Ultimately, state governments could greatly improve their management of the cities without transforming their governance arrangements in the manner suggested by the Planning Institute. As Parkin observed some time ago:

… the development of coherent urban policy is not necessarily dependent on largesse of funds. It requires, more importantly, a consciousness of the urban dimension, of the interdependent forces at work within cities, of the distributive impacts of public policy in housing, transportation, public health, welfare, education, urban planning, employment and so on. It is as much a question of policy orientation, policy priorities and policy organisation as of budgetary capability (1982:82, emphasis added).

These insightful comments underline how much could be done to improve the governance of Australia’s urban regions, if state governments simply gave higher priority to urban policy and approached its objects with imagination and energy.

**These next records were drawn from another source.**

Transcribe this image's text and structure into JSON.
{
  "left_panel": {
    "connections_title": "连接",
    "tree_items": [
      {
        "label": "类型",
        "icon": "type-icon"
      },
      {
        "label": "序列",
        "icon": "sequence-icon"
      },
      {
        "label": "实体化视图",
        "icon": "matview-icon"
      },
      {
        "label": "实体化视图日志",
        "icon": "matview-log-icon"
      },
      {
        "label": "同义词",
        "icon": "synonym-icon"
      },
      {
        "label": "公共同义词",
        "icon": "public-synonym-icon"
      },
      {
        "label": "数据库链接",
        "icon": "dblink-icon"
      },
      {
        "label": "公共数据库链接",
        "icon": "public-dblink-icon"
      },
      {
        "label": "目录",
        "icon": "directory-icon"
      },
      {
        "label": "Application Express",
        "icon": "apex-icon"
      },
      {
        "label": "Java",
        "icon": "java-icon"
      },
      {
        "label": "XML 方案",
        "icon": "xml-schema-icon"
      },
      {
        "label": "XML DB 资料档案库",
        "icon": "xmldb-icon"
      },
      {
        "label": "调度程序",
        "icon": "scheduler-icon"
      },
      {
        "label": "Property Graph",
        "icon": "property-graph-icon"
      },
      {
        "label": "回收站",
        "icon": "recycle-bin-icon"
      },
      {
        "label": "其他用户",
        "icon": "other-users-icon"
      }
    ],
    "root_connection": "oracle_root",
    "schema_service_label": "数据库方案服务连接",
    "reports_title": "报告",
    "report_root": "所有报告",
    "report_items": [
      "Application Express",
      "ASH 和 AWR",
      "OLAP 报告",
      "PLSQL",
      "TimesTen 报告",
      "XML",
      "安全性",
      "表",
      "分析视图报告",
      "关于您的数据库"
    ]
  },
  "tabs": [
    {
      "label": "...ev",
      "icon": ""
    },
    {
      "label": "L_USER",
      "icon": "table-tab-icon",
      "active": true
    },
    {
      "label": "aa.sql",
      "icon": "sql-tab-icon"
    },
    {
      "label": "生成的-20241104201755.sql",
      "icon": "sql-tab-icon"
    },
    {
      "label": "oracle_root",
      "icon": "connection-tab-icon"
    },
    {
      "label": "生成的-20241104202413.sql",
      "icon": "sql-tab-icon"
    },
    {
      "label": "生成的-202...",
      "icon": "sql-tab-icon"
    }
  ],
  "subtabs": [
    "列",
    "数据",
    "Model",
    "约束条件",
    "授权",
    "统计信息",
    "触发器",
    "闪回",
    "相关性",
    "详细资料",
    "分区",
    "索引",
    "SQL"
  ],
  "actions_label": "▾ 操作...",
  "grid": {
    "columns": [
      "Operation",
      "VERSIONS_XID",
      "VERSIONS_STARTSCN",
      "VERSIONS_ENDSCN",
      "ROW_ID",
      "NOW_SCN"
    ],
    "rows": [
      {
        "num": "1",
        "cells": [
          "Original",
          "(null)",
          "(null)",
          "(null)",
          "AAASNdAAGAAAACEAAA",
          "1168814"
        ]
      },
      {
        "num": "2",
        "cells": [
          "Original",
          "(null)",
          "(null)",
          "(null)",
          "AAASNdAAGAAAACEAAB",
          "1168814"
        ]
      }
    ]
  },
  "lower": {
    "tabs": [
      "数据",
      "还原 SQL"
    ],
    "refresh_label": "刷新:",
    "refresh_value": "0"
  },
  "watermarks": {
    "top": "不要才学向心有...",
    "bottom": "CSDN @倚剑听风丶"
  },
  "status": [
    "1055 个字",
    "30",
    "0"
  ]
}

In the decades that have passed since Parkin’s observations were recorded, there has been little evidence that state governments are willing to apply his advice consistently. This suggests that the independent metropolitan commission model has substantial practical merit. Further, the cumulative effects of prolonged under-investment in urban infrastructure and services, together with the new challenges arising from globalisation and ecological threat, mean that substantial national investment in the cities is both necessary and urgently required.

There is substantial merit in the Planning Institute’s (2005) accompanying proposal for a new national urban investment fund, which the metro-authorities would draw from – perhaps competitively. Importantly, management of the fund would be guided by sustainability principles, not simply by the contemporary obsession with infrastructure enhancement. The political economist, Frank Stilwell (2006), argues that that these funds should come, at least in part, from the enormous pool of superannuation resources that are, arguably, not presently being put to the best use we might make of them.

Overall, this restructuring should work to clarify and make more effective the governance of our cities rather than making that critical task more complex. It is hard to imagine it ever happening without the Commonwealth recommitting itself to a direct interest in the cities and urban regions. As argued earlier, there are no real barriers outside the realms of political preference to the Commonwealth’s re-entry into urban affairs. And within the realms of the political, it is perhaps as Parkin observed for the States, only a lack of ambition and imagination that continues to stymie this most vital national endeavour.